11. To Kill A Mockingbird (1962) – 8.2
To Kill a Mockingbird is based on Harper Lee’s breakthrough novel about a lawyer appointed to represent a black man accused of rape, Tom Robinson, in court. According to the facts, Finch must deal with the persecution of his community in Alabama, which includes teaching his children (particularly Scout) about racism.
Gregory Peck’s performance as Finch propelled him to the status of one of cinema’s greatest heroes. As a courtroom drama, the film is as relevant today as it was when it originally premiered.
12. Close-Up (1990) – 8.3
a man named Hossain Sabzian impersonated well-known arthouse filmmaker Mohsen Makhmalbaf and fooled a family into being featured in his new film, Close-Up, which was released in 1990 in Iran. After being caught and brought to trial, his sentence will be decided.
Filmed in a cinema-verite style, Sabzian’s portrayal of Makhmalbaf as accurate as possible is one of the film’s most distinctive features. That’s what makes this a very excellent picture, because it shows the character’s struggle between his humanity and his artistic integrity.

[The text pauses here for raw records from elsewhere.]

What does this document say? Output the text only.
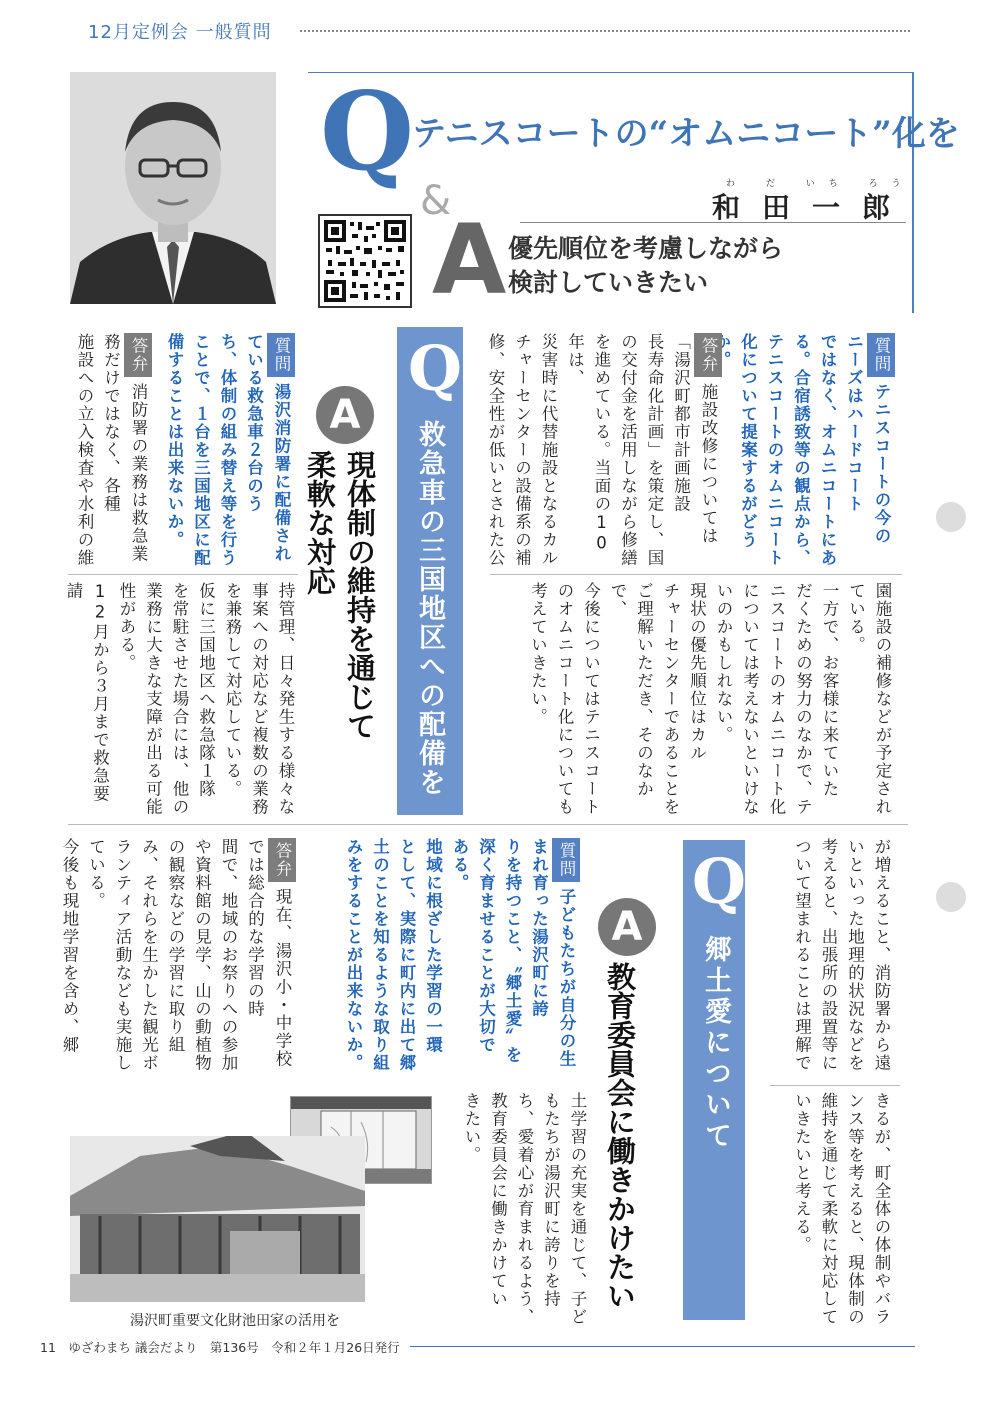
12月定例会 一般質問
Q
&
A
テニスコートの“オムニコート”化を
わ だ いち ろう
和田一郎
優先順位を考慮しながら
検討していきたい
質問テニスコートの今の
ニーズはハードコート
ではなく、オムニコートにあ
る。合宿誘致等の観点から、
テニスコートのオムニコート
化について提案するがどう
答弁施設改修については
「湯沢町都市計画施設
長寿命化計画」を策定し、国
の交付金を活用しながら修繕
を進めている。当面の10年は、
災害時に代替施設となるカル
チャーセンターの設備系の補
修、安全性が低いとされた公
園施設の補修などが予定され
ている。
一方で、お客様に来ていた
だくための努力のなかで、テ
ニスコートのオムニコート化
については考えないといけな
いのかもしれない。
現状の優先順位はカル
チャーセンターであることを
ご理解いただき、そのなかで、
今後についてはテニスコート
のオムニコート化についても
考えていきたい。
Q
救急車の三国地区への配備を
A
現体制の維持を通じて
柔軟な対応
質問湯沢消防署に配備され
ている救急車２台のう
ち、体制の組み替え等を行う
ことで、１台を三国地区に配
備することは出来ないか。
答弁消防署の業務は救急業
務だけではなく、各種
施設への立入検査や水利の維
持管理、日々発生する様々な
事案への対応など複数の業務
を兼務して対応している。
仮に三国地区へ救急隊１隊
を常駐させた場合には、他の
業務に大きな支障が出る可能
性がある。
12月から３月まで救急要請
が増えること、消防署から遠
いといった地理的状況などを
考えると、出張所の設置等に
ついて望まれることは理解で
きるが、町全体の体制やバラ
ンス等を考えると、現体制の
維持を通じて柔軟に対応して
いきたいと考える。
Q
郷土愛について
A
教育委員会に働きかけたい
質問子どもたちが自分の生
まれ育った湯沢町に誇
りを持つこと、〝郷土愛〟を
深く育ませることが大切で
ある。
地域に根ざした学習の一環
として、実際に町内に出て郷
土のことを知るような取り組
みをすることが出来ないか。
答弁現在、湯沢小・中学校
では総合的な学習の時
間で、地域のお祭りへの参加
や資料館の見学、山の動植物
の観察などの学習に取り組
み、それらを生かした観光ボ
ランティア活動なども実施し
ている。
今後も現地学習を含め、郷
土学習の充実を通じて、子ど
もたちが湯沢町に誇りを持
ち、愛着心が育まれるよう、
教育委員会に働きかけてい
きたい。
湯沢町重要文化財池田家の活用を
11　ゆざわまち 議会だより　第136号　令和２年１月26日発行
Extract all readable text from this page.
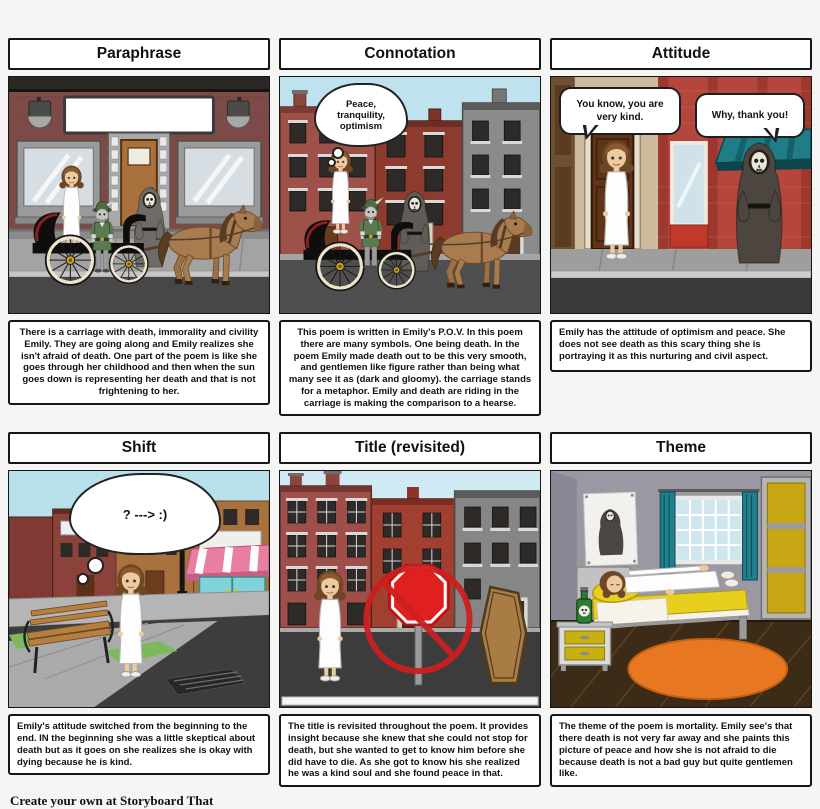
Paraphrase
There is a carriage with death, immorality and civility Emily. They are going along and Emily realizes she isn't afraid of death. One part of the poem is like she goes through her childhood and then when the sun goes down is representing her death and that is not frightening to her.
Connotation
Peace, tranquility, optimism
This poem is written in Emily's P.O.V. In this poem there are many symbols. One being death. In the poem Emily made death out to be this very smooth, and gentlemen like figure rather than being what many see it as (dark and gloomy). the carriage stands for a metaphor. Emily and death are riding in the carriage is making the comparison to a hearse.
Attitude
You know, you are very kind.	Why, thank you!
Emily has the attitude of optimism and peace. She does not see death as this scary thing she is portraying it as this nurturing and civil aspect.
Shift
? ---> :)
Emily's attitude switched from the beginning to the end. IN the beginning she was a little skeptical about death but as it goes on she realizes she is okay with dying because he is kind.
Title (revisited)
The title is revisited throughout the poem. It provides insight because she knew that she could not stop for death, but she wanted to get to know him before she did have to die. As she got to know his she realized he was a kind soul and she found peace in that.
Theme
The theme of the poem is mortality. Emily see's that there death is not very far away and she paints this picture of peace and how she is not afraid to die because death is not a bad guy but quite gentlemen like.
Create your own at Storyboard That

13. Witness For The Prosecution (1957) – 8.4
Witness for the Prosecution is a film adaptation of Agatha Christie’s short tale Witness for the Prosecution (Tyrone Powers). It’s up to British mental health specialist Sir Wilfrid Roberts (Charles Laughton) to defend Vole despite his private nurse’s misgivings. In true Agatha Christie form, further surprises are revealed as the case progresses.
Billy Wilder, the legendary director, injects the film with a much-needed dose of film noir panache. In the end, the outcome is a gripping courtroom/mystery thriller.”
14. Capernaum (2018) – 8.4
As he prepared to prosecute his parents for child negligence, Capernaum is a Lebanese drama about a 12-year-old kid who has flashbacks to his childhood in the Beirut ghetto. There are several flashbacks in this film that show him growing up with an estranged family, culminating in his eventual arrest for stabbing a stranger.
To see the hardships of poverty as seen through the eyes of a 12-year-old boy is distressing for director Nadine Labaki. This film is deserving of an Oscar nomination.
15. 12 Angry Men (1957) – 9.0
Finally, one of the most popular courtroom dramas that doesn’t take place entirely in a courthouse has been found. Sidney Lumet’s directorial debut, 12 Angry Men, revolves around a 12-person jury deliberating on the punishment of an impoverished 18-year-old. Juror #8 (Henry Fonda) fights for the idea that the child is innocent at first, even though the majority of the jury designates the youth as “guilty”.
The guys in 12 Angry Men had to confront their own moral prejudices when analyzing the case of the young man. This is an excellent courtroom drama, thanks to a stellar ensemble.